- (Received Pronunciation) IPA(key): /ˈkwɔːtˌsaɪt/
- (General American) IPA(key): /ˈkwɔɹtˌsaɪt/
- Hyphenation: quartz‧ite
- (mineralogy) A metamorphic rock consisting of interlocking grains of quartz.
- 1869, James Hall, “Notes upon the Geology of Some Portions of Minnesota, from St. Paul to the Western Part of the State”, in Transactions of the American Philosophical Society, volume XIII, page 331:
- Following the course of the river from New Ulm to Fort Ridgely, there are several exposures of reddish-brown “granite” or quartzites, which has been quarried in a few places, but I do not feel entirely sure of its connection with the rocks in the prairie or at the Ferry below.
- 1870 November 1, Professor Ansted, “The Passage of the Mont Cenis”, in Sylvanus Urban (pseudonym of Edward Cave), editor, The Gentleman's Magazine, volume 229, page 656:
- The stone experimented upon being of the hardest and toughest kind the effect is not seen for several strokes ; but within two minutes, during which the writer watched the experiment, a steel chisel was completely blunted and rendered useless, and there was a hole made about two inches deep in the mass of quartzite placed to operate upon.

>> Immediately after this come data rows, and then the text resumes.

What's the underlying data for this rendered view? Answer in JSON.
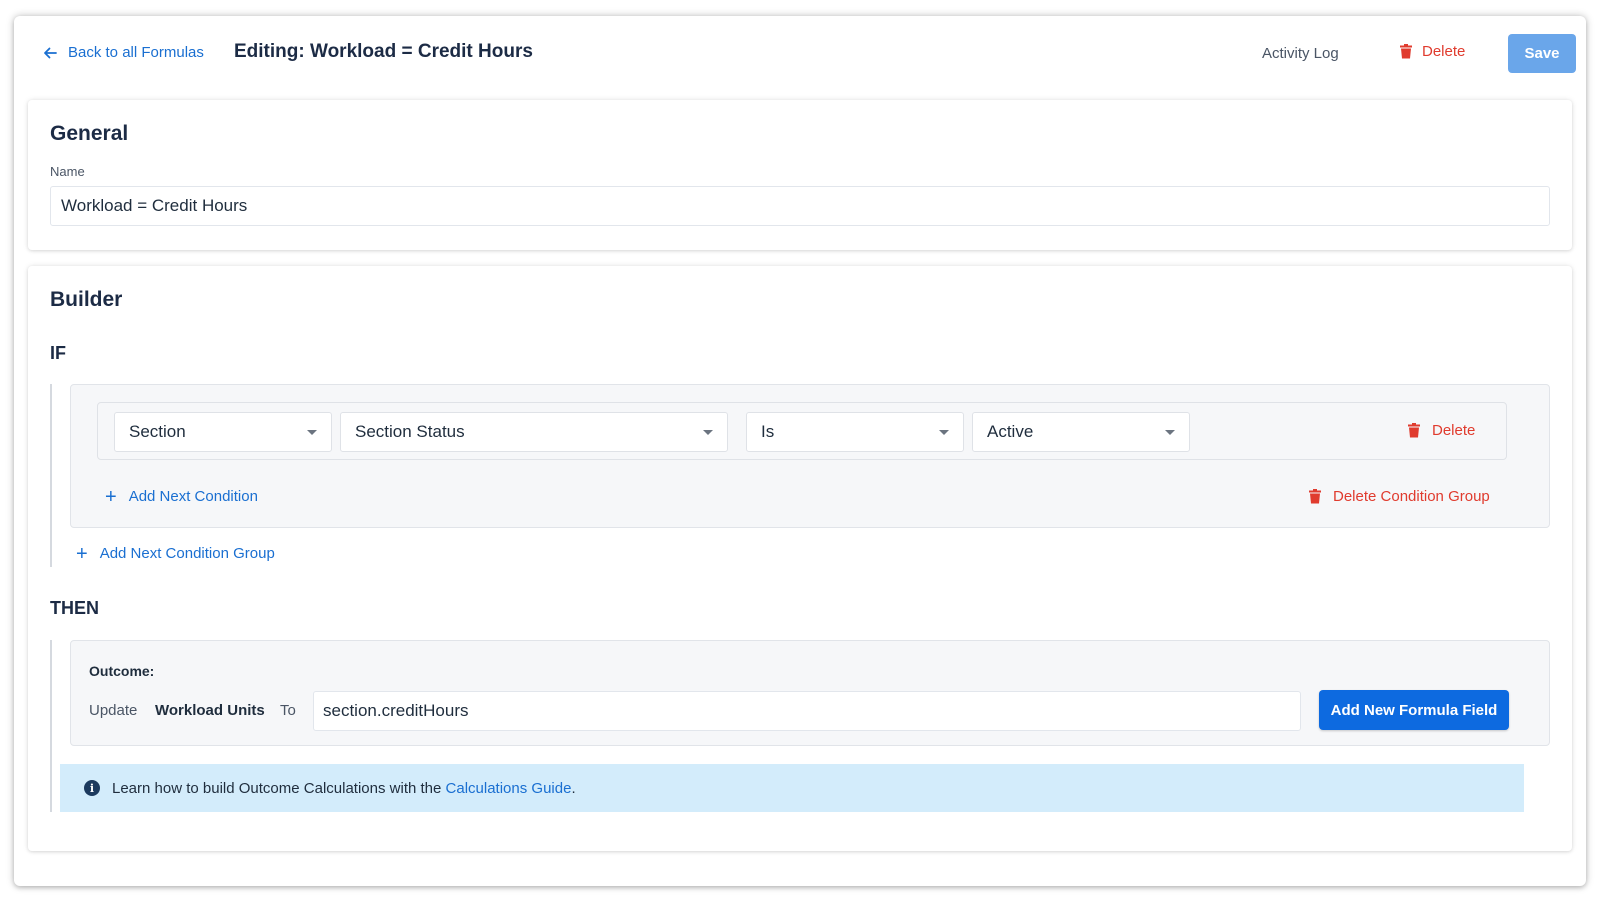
{
  "header": {
    "back_label": "Back to all Formulas",
    "title": "Editing: Workload = Credit Hours",
    "activity_log": "Activity Log",
    "delete_label": "Delete",
    "save_label": "Save"
  },
  "general": {
    "title": "General",
    "name_label": "Name",
    "name_value": "Workload = Credit Hours"
  },
  "builder": {
    "title": "Builder",
    "if_label": "IF",
    "condition": {
      "object": "Section",
      "field": "Section Status",
      "operator": "Is",
      "value": "Active",
      "delete_label": "Delete"
    },
    "add_condition": "Add Next Condition",
    "delete_group": "Delete Condition Group",
    "add_group": "Add Next Condition Group",
    "then_label": "THEN",
    "outcome": {
      "label": "Outcome:",
      "update": "Update",
      "field": "Workload Units",
      "to": "To",
      "formula": "section.creditHours",
      "add_formula_field": "Add New Formula Field"
    },
    "info": {
      "text": "Learn how to build Outcome Calculations with the",
      "link": "Calculations Guide",
      "suffix": "."
    }
  },
  "colors": {
    "accent_blue": "#0d6ae0",
    "link_blue": "#1a6fd1",
    "danger_red": "#e03b2e",
    "save_disabled": "#6aa6ea",
    "info_bg": "#d3ecfb"
  },
  "icons": [
    "arrow-left-icon",
    "trash-icon",
    "chevron-down-icon",
    "plus-icon",
    "info-icon"
  ]
}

- 1883, T. G. Bonney, “On a Collection of Rock Specimens from the Island of Socotra”, in Philosophical Transactions of the Royal Society, volume 174, page 273:
- Granites of the usual type, compact reddish or greyish quartz-felsite or rhyolite alternate one with another. A mica-trap is also found. Evidently this is an extension of the last group of rocks. A specimen of epidotic quartzite proves that there are, at any rate, some indications of the metamorphic series.